一方、妻の裕子さんは専業主婦として2人の男の子を育て上げました。子どもたちが小学生の高学年になるころには、ママ友との交流も増え、ランチや習い事を楽しむように。子どもたちが独立したあとも、浩二さんは仕事優先で夜も遅く、休日は接待ゴルフなどで家にいないことが多かったため、裕子さんは昔からの交友関係を続け、昼間は外出、夕方からは習い事、という日々を送っていました。
樋口家の家計は、夫が大手企業勤務ということもあり、裕子さんがパートに出なくても困ることはありませんでした。子ども2人の教育費もしっかりと貯められ、老後の心配もありません。浩二さんは65歳で定年退職。年金は月32万円、退職金は4,000万円を受け取り、経済的には完璧な老後がスタートしました。
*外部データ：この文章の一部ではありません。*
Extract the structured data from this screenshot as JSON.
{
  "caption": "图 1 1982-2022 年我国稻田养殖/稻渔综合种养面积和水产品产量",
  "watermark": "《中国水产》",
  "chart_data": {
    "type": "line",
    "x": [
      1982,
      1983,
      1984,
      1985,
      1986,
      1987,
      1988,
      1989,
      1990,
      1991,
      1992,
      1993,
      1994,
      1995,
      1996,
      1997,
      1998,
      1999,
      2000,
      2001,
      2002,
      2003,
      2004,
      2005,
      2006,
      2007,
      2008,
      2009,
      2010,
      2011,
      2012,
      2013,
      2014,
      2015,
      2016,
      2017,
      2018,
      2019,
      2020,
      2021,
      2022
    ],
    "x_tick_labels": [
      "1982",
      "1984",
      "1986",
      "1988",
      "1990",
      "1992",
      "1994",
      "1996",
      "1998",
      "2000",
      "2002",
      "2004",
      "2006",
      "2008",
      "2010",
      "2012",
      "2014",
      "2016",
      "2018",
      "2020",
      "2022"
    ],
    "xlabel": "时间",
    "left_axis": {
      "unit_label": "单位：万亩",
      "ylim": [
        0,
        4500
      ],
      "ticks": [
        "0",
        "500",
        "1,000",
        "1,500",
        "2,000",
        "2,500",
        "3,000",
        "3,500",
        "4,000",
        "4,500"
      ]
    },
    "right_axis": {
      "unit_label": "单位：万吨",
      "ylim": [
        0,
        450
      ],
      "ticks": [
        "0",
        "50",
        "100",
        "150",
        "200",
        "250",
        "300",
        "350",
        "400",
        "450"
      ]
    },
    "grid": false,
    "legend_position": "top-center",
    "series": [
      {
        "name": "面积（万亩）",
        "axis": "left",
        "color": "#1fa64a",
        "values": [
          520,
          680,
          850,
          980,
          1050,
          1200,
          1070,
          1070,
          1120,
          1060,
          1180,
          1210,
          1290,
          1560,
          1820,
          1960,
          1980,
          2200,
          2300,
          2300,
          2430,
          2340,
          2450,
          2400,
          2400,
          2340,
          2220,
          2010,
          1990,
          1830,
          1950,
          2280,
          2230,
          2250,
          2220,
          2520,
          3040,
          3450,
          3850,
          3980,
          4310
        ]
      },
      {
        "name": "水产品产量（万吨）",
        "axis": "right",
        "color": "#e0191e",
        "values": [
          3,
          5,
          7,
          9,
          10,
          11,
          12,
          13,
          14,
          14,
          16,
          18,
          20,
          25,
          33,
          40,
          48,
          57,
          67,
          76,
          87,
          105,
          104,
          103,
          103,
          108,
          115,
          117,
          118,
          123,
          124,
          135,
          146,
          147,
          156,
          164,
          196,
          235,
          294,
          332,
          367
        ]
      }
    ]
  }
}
2人の子どももすでに独立し、家には裕子さんと2人きり。しかし、裕子さんは相変わらず交友関係が広く、昼も夜も出かけることが多い――。浩二さんは家でテレビをみていましたが、それも次第に飽きてしまい、YouTubeをみて暇を潰すようになりました。
夫婦2人で昼食や夕飯をとることも少なくなっていき、浩二さんは妻が食事を作ってくれない日はカップ麺をすすります。家にいながら孤独を感じる日が増えていったのです。